Selesai berdoa, tanpa menoleh ke arah isteri dan anaknya, Nabi Ibrahim terus meninggalkan tempat itu dengan menyerahkan mereka terus kepada Allah. Tinggallah Siti Hajar bersama anaknya yang masih merah dalam pelukannya. Diiringi kepergian suaminya dengan linangan air mata dan syukur. Ditabahkan hati untuk menerima segala kemungkinan yang akan terjadi.
Tidak lama selepas kepergian Nabi Ibrahim, perbekalan makanan dan minuman pun habis. Air susunya juga kering sama sekali.
Anaknya Ismail menangis kehausan. Siti Hajar kebingungan. Di mana hendak diusahakannya air di tengah padang pasir yang kering kerontang itu?
Ketika dia mencari-cari sumber air, dilihatnya dari jauh seperti ada air di seberang bukit. Dia berlari ke arah sumber air itu. Tetapi apa yang dilihatnya hanyalah fatamorgana.
Namun Siti Hajar tidak berputus asa. Dari tempat lain, dia melihat seolah-olah di tempat di mana anaknya diletakkan memancar sumber mata air.
Dia pun segera berlari ke arah anaknya. Tetapi sungguh malang, yang dilihatnya adalah fatamorgana. Tanpa disadari dia bolak-balik sebanyak tujuh kali antara dua bukit, Safa dan Marwa untuk mencari sumber air.
Tubuhnya keletihan berlari ke sana ke mari mencari sumber air, namun tiada tanda-tanda dia akan mendapat air. Sedangkan anak yang kehausan itu terus menangis sambil menghentak-hentakkan kakinya ke bumi. Tiba-tiba dengan rahmat Allah, sedang Siti Hajar mencari-cari air, terpancarlah air dari dalam bumi di ujung kaki anaknya Ismail.
Pada waktu itu gembiranya hati Siti Hajar bukan kepalang. Dia pun mengambil air itu dan terkeluar dari mulutnya, “Zam, zam, zam..” yang berarti, berkumpullah, berkumpullah. Seolah-olah dia berkata kepada air itu, “Berkumpullah untuk anakku.”
Begitulah asal usul salah satu rukun ibadah haji yang mengajarkan kita untuk selalu menyakini akan adanya pertolongan Allah. Perintah sa’i langsung diperintahkan oleh Allah sebagaimana tersurat dalam Al Baqarah 158 : “Sesungguhnya Shafa dan Marwah itu adalah daripada syiar-syiar Allah jua. Maka barangsiapa yang naik haji kerumah itu atau umrah, tidaklah mengapa bahwa dia keliling pada keduanya. Dan barangsiapa yang menambah kerja kebaikan, maka sesungguhnya Allah ada­lah Pembalas terimakasih, lagi Maha Mengetahui.”

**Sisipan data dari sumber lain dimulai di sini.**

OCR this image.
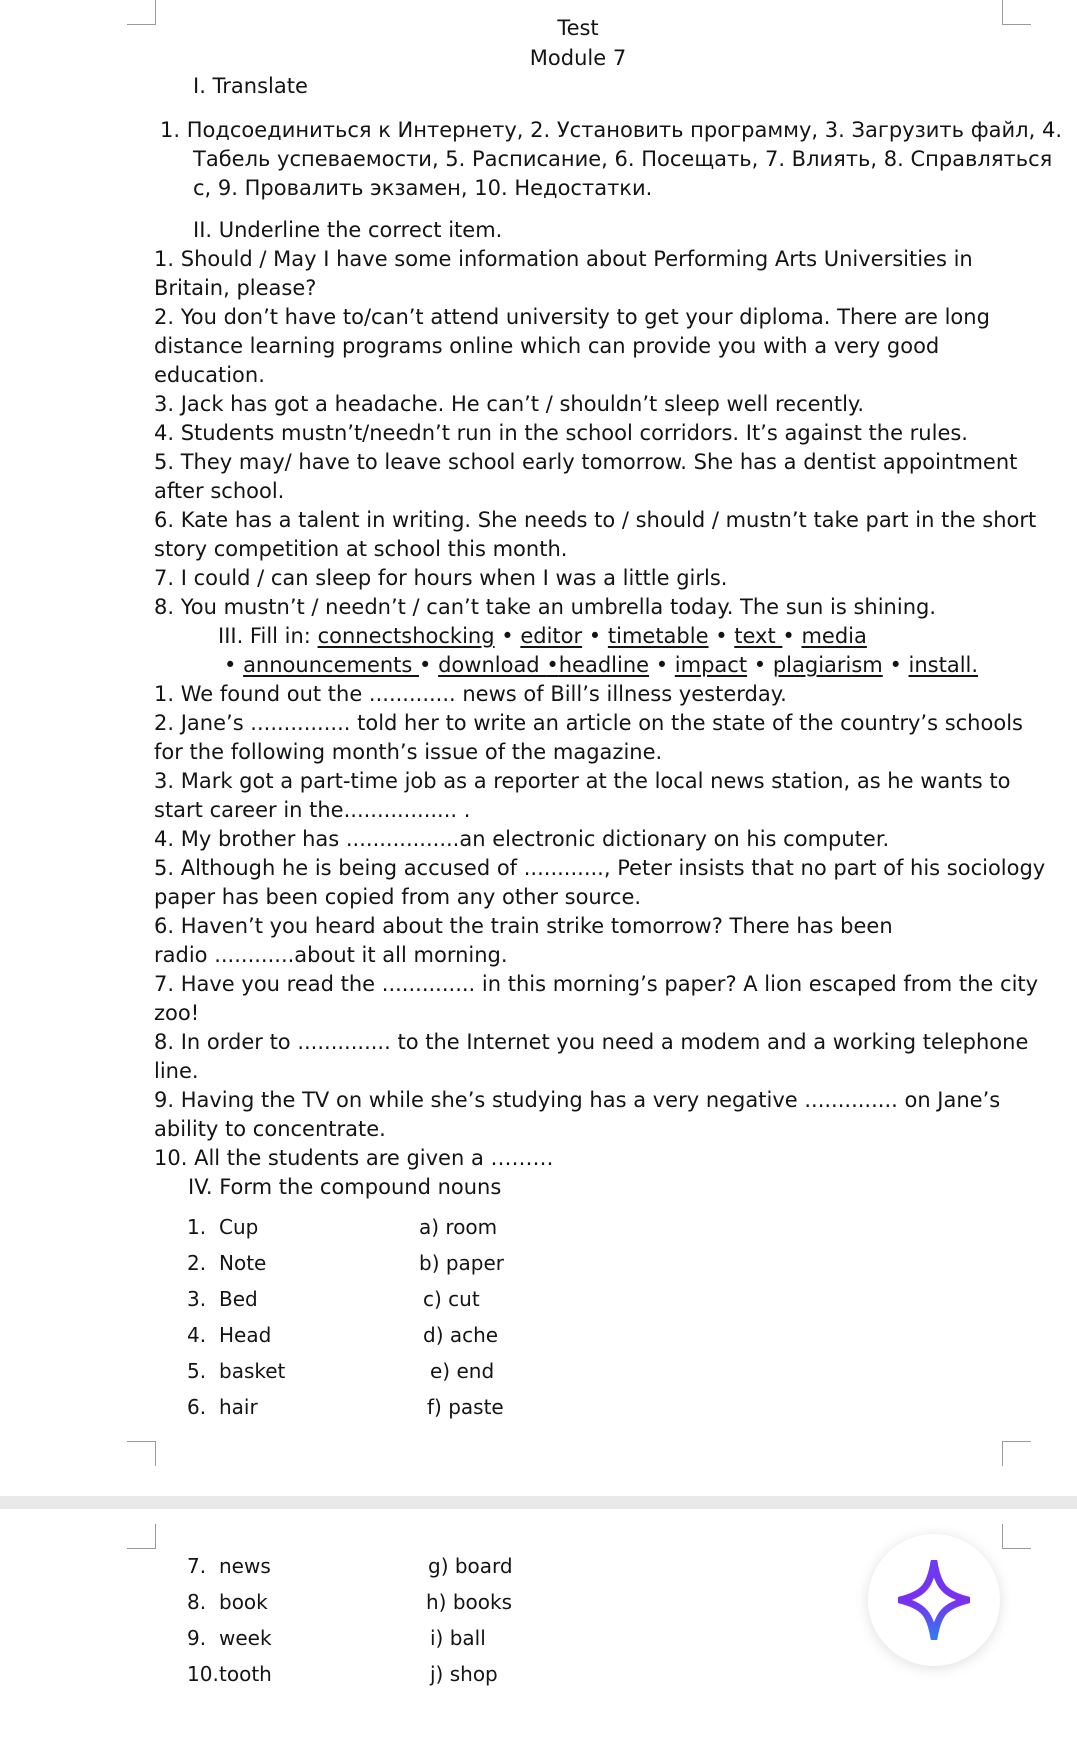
Test
Module 7
I. Translate
1. Подсоединиться к Интернету, 2. Установить программу, 3. Загрузить файл, 4.
Табель успеваемости, 5. Расписание, 6. Посещать, 7. Влиять, 8. Справляться
с, 9. Провалить экзамен, 10. Недостатки.
II. Underline the correct item.
1. Should / May I have some information about Performing Arts Universities in
Britain, please?
2. You don’t have to/can’t attend university to get your diploma. There are long
distance learning programs online which can provide you with a very good
education.
3. Jack has got a headache. He can’t / shouldn’t sleep well recently.
4. Students mustn’t/needn’t run in the school corridors. It’s against the rules.
5. They may/ have to leave school early tomorrow. She has a dentist appointment
after school.
6. Kate has a talent in writing. She needs to / should / mustn’t take part in the short
story competition at school this month.
7. I could / can sleep for hours when I was a little girls.
8. You mustn’t / needn’t / can’t take an umbrella today. The sun is shining.
III. Fill in: connectshocking • editor • timetable • text • media
• announcements • download •headline • impact • plagiarism • install.
1. We found out the ............. news of Bill’s illness yesterday.
2. Jane’s ............... told her to write an article on the state of the country’s schools
for the following month’s issue of the magazine.
3. Mark got a part-time job as a reporter at the local news station, as he wants to
start career in the................. .
4. My brother has .................an electronic dictionary on his computer.
5. Although he is being accused of ............, Peter insists that no part of his sociology
paper has been copied from any other source.
6. Haven’t you heard about the train strike tomorrow? There has been
radio ............about it all morning.
7. Have you read the .............. in this morning’s paper? A lion escaped from the city
zoo!
8. In order to .............. to the Internet you need a modem and a working telephone
line.
9. Having the TV on while she’s studying has a very negative .............. on Jane’s
ability to concentrate.
10. All the students are given a ………
IV. Form the compound nouns
1. Cup	a) room
2. Note	b) paper
3. Bed	c) cut
4. Head	d) ache
5. basket	e) end
6. hair	f) paste
7. news	g) board
8. book	h) books
9. week	i) ball
10. tooth	j) shop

Sa’i merupakan salah satu rukun dari rukun-rukun sahnya ibadah haji.  Sa’i secara bahasa bermakna: Bekerja, berusaha, berjalan, berlari. Sedangkan menurut istilah dalam ilmu fiqih/hukum islam, sa’i ini sendiri bermakna: Berlari-lari kecil antara bukit Shafa dan bukit Marwah sebanyak tujuh kali. Dimulai dari bukit Shafa dan berakhir di bukit Marwah.
Sebagai salah satu dari rukun sahnya ibadah haji, sai dilakukan setelah melaksanakan thawaf, baik thawaf umroh maupun thawaf ifadhoh. Tidaklah sah Haji seseorang apabila tidak melakukan sa’i ini. Hal ini berdasarkan firman Allah SWT dan juga hadits Rasululloh SAW berikut ini :
“Sesungguhnya Shafa dan Marwah adalah sebagian dari syiar Allah”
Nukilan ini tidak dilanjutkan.